I could not believe that the sport has been labelled "entertainment" and then not allowed. What is the true definition of entertainment?

en·ter·tain·ment Audio pronunciation of "entertainment" ( P ) Pronunciation Key (ntr-tnmnt)
1. The act of entertaining.
2. The art or field of entertaining.
3. Something that amuses, pleases, or diverts, especially a performance or show.
4. The pleasure afforded by being entertained; amusement: The comedian performed for our entertainment.
5. Archaic. Maintenance; support.
6. Obsolete. Employment.
- Souce:

So anything that amuses or pleases the people in that particular state has to be banned? Then they should go ahead and ban funny people, people who make jokes, businesses who entertain clients, offices that entertain customers and so on and so forth. This blatantly expresses the mentality of certain individuals who came up with this idea.

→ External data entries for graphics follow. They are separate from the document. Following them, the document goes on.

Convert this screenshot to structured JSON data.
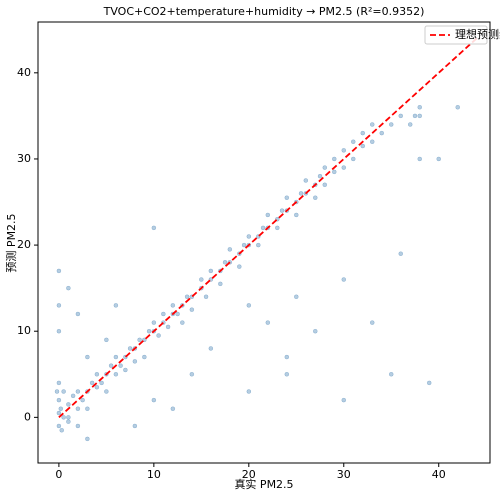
{
  "chart_data": {
    "type": "scatter",
    "title": "TVOC+CO2+temperature+humidity → PM2.5 (R²=0.9352)",
    "x_label": "真实 PM2.5",
    "y_label": "预测 PM2.5",
    "xlim": [
      -2.2,
      45.4
    ],
    "ylim": [
      -5.3,
      45.9
    ],
    "xticks": [
      0,
      10,
      20,
      30,
      40
    ],
    "yticks": [
      0,
      10,
      20,
      30,
      40
    ],
    "points": {
      "color": "#4682b4",
      "x": [
        0,
        0,
        0,
        0,
        0.2,
        0.5,
        0.5,
        1,
        1,
        1.5,
        2,
        2,
        2.5,
        3,
        3,
        3.5,
        4,
        4,
        4.5,
        5,
        5,
        5.5,
        6,
        6,
        6.5,
        7,
        7,
        7.5,
        8,
        8,
        8.5,
        9,
        9,
        9.5,
        10,
        10,
        10.5,
        11,
        11,
        11.5,
        12,
        12,
        12.5,
        13,
        13,
        13.5,
        14,
        14,
        15,
        15,
        15.5,
        16,
        16,
        17,
        17,
        17.5,
        18,
        18,
        19,
        19,
        19.5,
        20,
        20,
        21,
        21,
        21.5,
        22,
        22,
        23,
        23,
        23.5,
        24,
        24,
        25,
        25,
        25.5,
        26,
        26,
        27,
        27,
        27.5,
        28,
        28,
        29,
        29,
        30,
        30,
        31,
        31,
        32,
        32,
        33,
        33,
        34,
        35,
        36,
        37,
        37.5,
        38,
        0,
        0,
        0,
        1,
        2,
        3,
        5,
        10,
        10,
        12,
        14,
        16,
        20,
        20,
        22,
        24,
        25,
        27,
        30,
        33,
        35,
        36,
        38,
        39,
        40,
        38,
        42,
        30,
        24,
        8,
        6,
        3,
        -0.2,
        0.3,
        1,
        2
      ],
      "y": [
        0.5,
        2,
        -1,
        4,
        1,
        0,
        3,
        1.5,
        0,
        2.5,
        1,
        3,
        2,
        3,
        1,
        4,
        3.5,
        5,
        4,
        5,
        3,
        6,
        5,
        7,
        6,
        7,
        5.5,
        8,
        8,
        6.5,
        9,
        9,
        7,
        10,
        10,
        11,
        9.5,
        11,
        12,
        10.5,
        12,
        13,
        12,
        13,
        11,
        14,
        14,
        12.5,
        15,
        16,
        14,
        16,
        17,
        17,
        15.5,
        18,
        18,
        19.5,
        19,
        17.5,
        20,
        20,
        21,
        21,
        20,
        22,
        22,
        23.5,
        23,
        22,
        24,
        24,
        25.5,
        25,
        23.5,
        26,
        26,
        27.5,
        27,
        25.5,
        28,
        27,
        29,
        28.5,
        30,
        29,
        31,
        30,
        32,
        31.5,
        33,
        32,
        34,
        33,
        34,
        35,
        34,
        35,
        35,
        17,
        13,
        10,
        15,
        12,
        -2.5,
        9,
        22,
        2,
        1,
        5,
        8,
        3,
        13,
        11,
        7,
        14,
        10,
        2,
        11,
        5,
        19,
        30,
        4,
        30,
        36,
        36,
        16,
        5,
        -1,
        13,
        7,
        3,
        -1.5,
        -0.5,
        -1
      ]
    },
    "reference_line": {
      "name": "理想预测线",
      "color": "#ff0000",
      "x": [
        0,
        44
      ],
      "y": [
        0,
        44
      ]
    }
  }
}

Maybe this problem all started out from the fact that in Malaysia, snooker parlours and joints were rather sleazy in nature. Places like these attracted the bad hats of the crowd and were even haunts for drug adddicts. Even the name snooker was a cover up for illegal gambling and betting areas, people might be gambling in the next room or playing "ma kei" machines (horse racing betting machines) right next to the table. How then could one argue with the fact that certain parties only wanted to control the proliferation of these unwanted and unhealthy practices.

Tackling the problem from the root should be the right way but the real question is, what is the root of all this? The problem has sunken in so deeply already that any kid who wants to play snooker at the local snooker parlour must be ready to receive a bombardment of questions from their parents. In fact, real snooker parlours such as the ones in shopping complexes like 1Utama and Pyramid charge exhorbitant prices, so much such that youths rather spend RM2 per hour playing at a cyber cafe rather than the RM8-RM20 per hour at snooker centres.

The cheaper ones on the other hand offer better rates but these have already been branded as sleazy joints with windows tinted, the strong smell of smoke and the usual sound of cracking "mah jong" tiles emanating from the room in an obscure corner. With this culture and mentality embedded deep into one's mind, I say with much regret that it will definitely take some sort of convincing to turn this sport into a real gentlemen's sport, one with class and honour.